2. After refactoring each file, verify it still works (run tests if available, check for import errors).
3. Keep a running log of every change made:
```
[file] what changed and why
```
### Step 4: Verify
1. Run the full test suite. Compare against the baseline from Step 1. Every test that passed before must pass now.
2. If there are no tests, do a manual sanity check — run the app, hit key endpoints, verify core functionality.

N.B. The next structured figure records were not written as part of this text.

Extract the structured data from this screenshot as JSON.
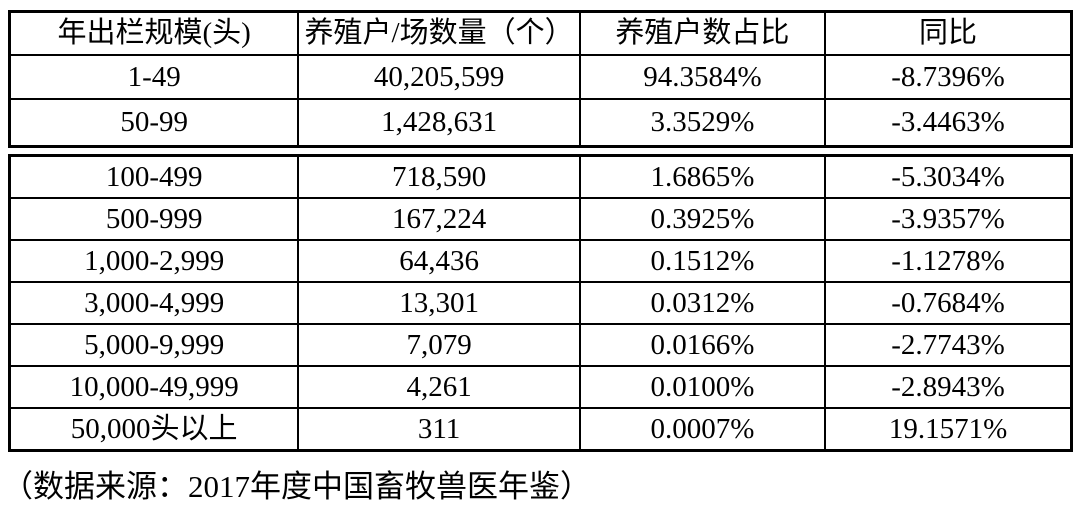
{
  "table": {
    "columns": [
      "年出栏规模(头)",
      "养殖户/场数量（个）",
      "养殖户数占比",
      "同比"
    ],
    "rows": [
      [
        "1-49",
        "40,205,599",
        "94.3584%",
        "-8.7396%"
      ],
      [
        "50-99",
        "1,428,631",
        "3.3529%",
        "-3.4463%"
      ],
      [
        "100-499",
        "718,590",
        "1.6865%",
        "-5.3034%"
      ],
      [
        "500-999",
        "167,224",
        "0.3925%",
        "-3.9357%"
      ],
      [
        "1,000-2,999",
        "64,436",
        "0.1512%",
        "-1.1278%"
      ],
      [
        "3,000-4,999",
        "13,301",
        "0.0312%",
        "-0.7684%"
      ],
      [
        "5,000-9,999",
        "7,079",
        "0.0166%",
        "-2.7743%"
      ],
      [
        "10,000-49,999",
        "4,261",
        "0.0100%",
        "-2.8943%"
      ],
      [
        "50,000头以上",
        "311",
        "0.0007%",
        "19.1571%"
      ]
    ]
  },
  "footer": {
    "source_note": "（数据来源：2017年度中国畜牧兽医年鉴）"
  },
  "colors": {
    "border": "#000000",
    "text": "#000000",
    "background": "#ffffff"
  }
}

3. Check for regressions: `git diff` the full changeset and review it yourself before presenting to the user.
### Step 5: Report
Show the user a summary:
```
Refactoring Complete
═══════════════════════════════════
Files modified: N
Files renamed: N
Files moved: N
Files deleted: N (dead code)
Key changes:
- <brief description of each major change>
Tests: all passing (N/N)
═══════════════════════════════════
```
## Rules
1. **Never change behavior.** If you're tempted to "fix" something that works but looks wrong, flag it to the user instead of changing it.
2. **Run tests before and after.** If tests break, undo and try again.
3. **Present the plan first.** Don't start refactoring without the user approving the plan from Step 2.
4. **Respect existing conventions.** If the project uses tabs, use tabs. If it uses camelCase, use camelCase. Don't impose your preferences.
5. **Don't refactor config files** (.env, package.json, Cargo.toml, etc.) unless they have clear issues like unused dependencies.
6. **Commit-ready output.** When you're done, the code should be ready to commit — no TODOs, no half-finished renames, no broken imports.